2. Богатым же людям оставаться в городе и вовсе было равнозначно погибели, ибо всякий позарившийся на их имущество мог расправиться с ними под тем предлогом, что они намереваются перебежать к римлянам. По мере того как усиливался голод, безумие мятежников все возрастало, и со дня на день оба бедствия разгорались все с большей силой. Когда продовольствия уже совсем не стало, они начали врываться в дома с обыском; если удавалось что-нибудь найти, они истязали хозяев за то, что те не сказали правды; если же ничего не находилось, подвергали их пытке, подозревая, что продовольствие скрыто в потайном месте. Присутствие или отсутствие у кого-либо припасов определялось по внешнему виду несчастных: тех, кто сохранял еще какую-то крепость, они подозревали в наличии у них источника пропитания; тех же, кто был уже совершенно истощен, обходили, полагая излишним умерщвлять людей, которых и без того вот-вот подкосит голод. Многие тайком обменивали имущество на меру зерна — более богатые на меру пшеницы, те же, кто победнее, на меру ячменя. Затем они запирались в самых укромных уголках своих домов, и были и такие, что в нестерпимом голоде поедали зерно сырым, другие же пекли его — постольку, поскольку позволяли обстоятельства и страх. За стол, однако, нигде не садились — хлеб выхватывали из огня и пожирали сырым.
3. Жизнь эта была столь жалкой, что слезы наворачивались на глаза при виде того, как сильные забирают себе все лучшее, а слабые влачат жизнь, полную скорби и страданий. Голод подавлял остальные чувства, и все же ни одно из них не уничтожилось до такой степени, как чувство стыда, ибо из-за голода люди стали попирать все, что прежде высоко ставилось ими. Жены вырывали пищу у мужей, дети — у родителей и, что ужаснее всего, — матери у своих малюток, ибо в то самое время, когда их любимые детища угасали в их объятиях, они без колебаний отказывали им в живительной влаге. Но даже и это жалкое пропитание они не могли утаить, ибо грабившие их мятежники подстерегали повсюду. Всякий запертый дом был признаком того, что внутри что-то едят, и они немедленно врывались внутрь, выламывая двери, и вырывали куски едва ли не из самой глотки. Они избивали цеплявшихся за пищу стариков, вырывали волосы у женщин, пытавшихся прикрыть куски руками. Не было пощады ни седым старикам, ни младенцам — детей, цеплявшихся за свои куски, они поднимали высоко вверх, а затем швыряли на землю! С теми же, кто предупреждал их налет и успевал проглотить то, что они собирались отнять, мятежники поступали еще более жестоко, как будто бы у них отнимали то, что принадлежало им по праву. Для того чтобы узнать, где спрятаны припасы, они изобретали ужасные роды пыток: горошинами затыкали несчастным отверстия в срамных частях и втыкали им в седалище острые палки. Пыткам, самый рассказ о которых приводит в содрогание, они подвергали людей, чтобы добиться признания в укрытии одного-единственного хлеба или добраться до места, где спрятана всего одна горсть муки.

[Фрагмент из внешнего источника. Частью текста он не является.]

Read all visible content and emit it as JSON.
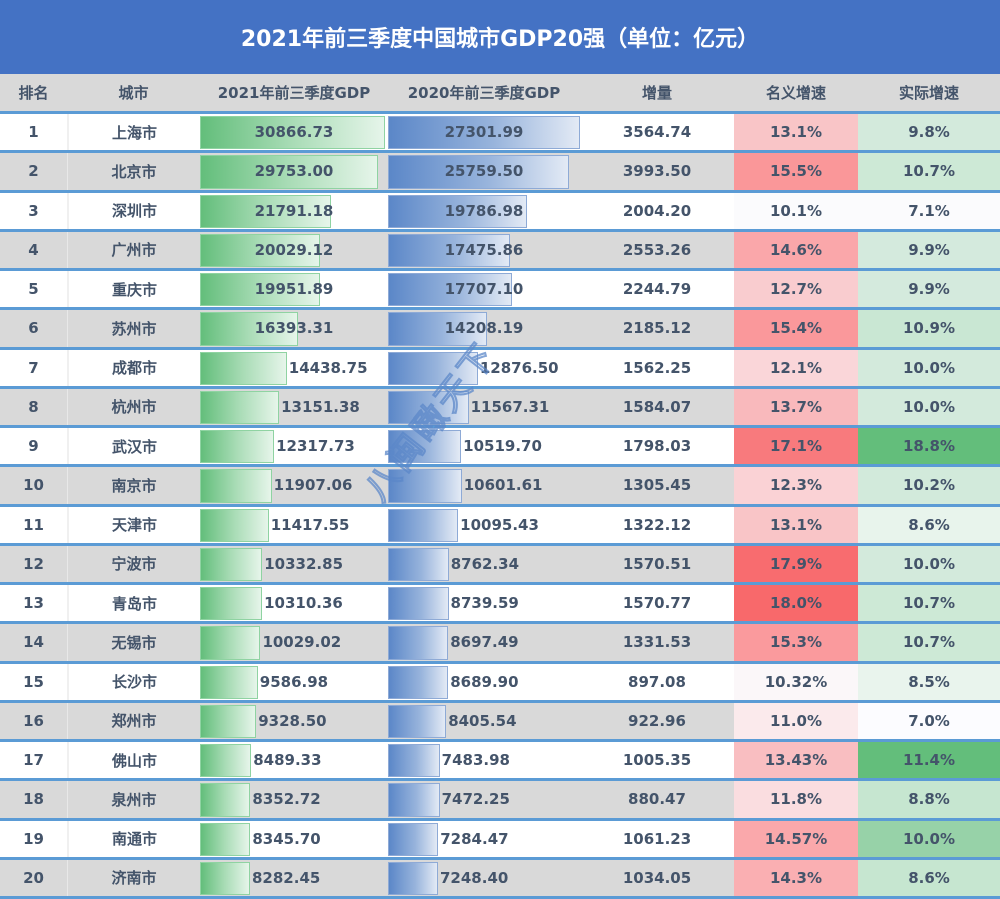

Мучителей можно было бы счесть менее жестокими, если бы их действия вызывались нуждой, однако сами они не страдали от голода — поступая так, они лишь тешили свое безумие и заботились о припасах на будущее. Некоторые из горожан по ночам прокрадывались вплоть до римской стражи и собирали дикую зелень и травы; однако в то самое время, когда они уже думали, что благополучно избежали рук неприятеля, мятежники отнимали все, что они принесли. И даже когда те умоляли их и заклинали наводящим трепет именем Бога, чтобы им оставили хотя бы часть добытого с такой опасностью, мятежники отнимали все без остатка, и ограбленный должен был радоваться тому, что его по крайней мере не лишили жизни.
4. Таковы были насилия, которым приспешники тиранов подвергали простых людей. Что же касается знатных и богатых, то их приводили к самим тиранам и умерщвляли, выдвигая против них ложные обвинения или в заговоре, или в том, что они собираются предать город римлянам. Впрочем, чаще всего выступал подставной осведомитель, обличавший их в намерении перебежать к римлянам. Те, кого обобрал Шимон, препровождались к Йоханану, а ограбленные Йохананом переходили в руки Шимона. Так они по очереди пили кровь горожан и делили между собой трупы несчастных, ибо, хотя они и боролись друг с другом за власть, во всем, что касалось нечестивых преступлений, между ними царило полное согласие. И тот, кто не давал другому доли в чужих несчастьях, единодушно признавался злодеем, а обделенный скорбел о потере возможности совершить жестокость так, словно лишился какого-то блага.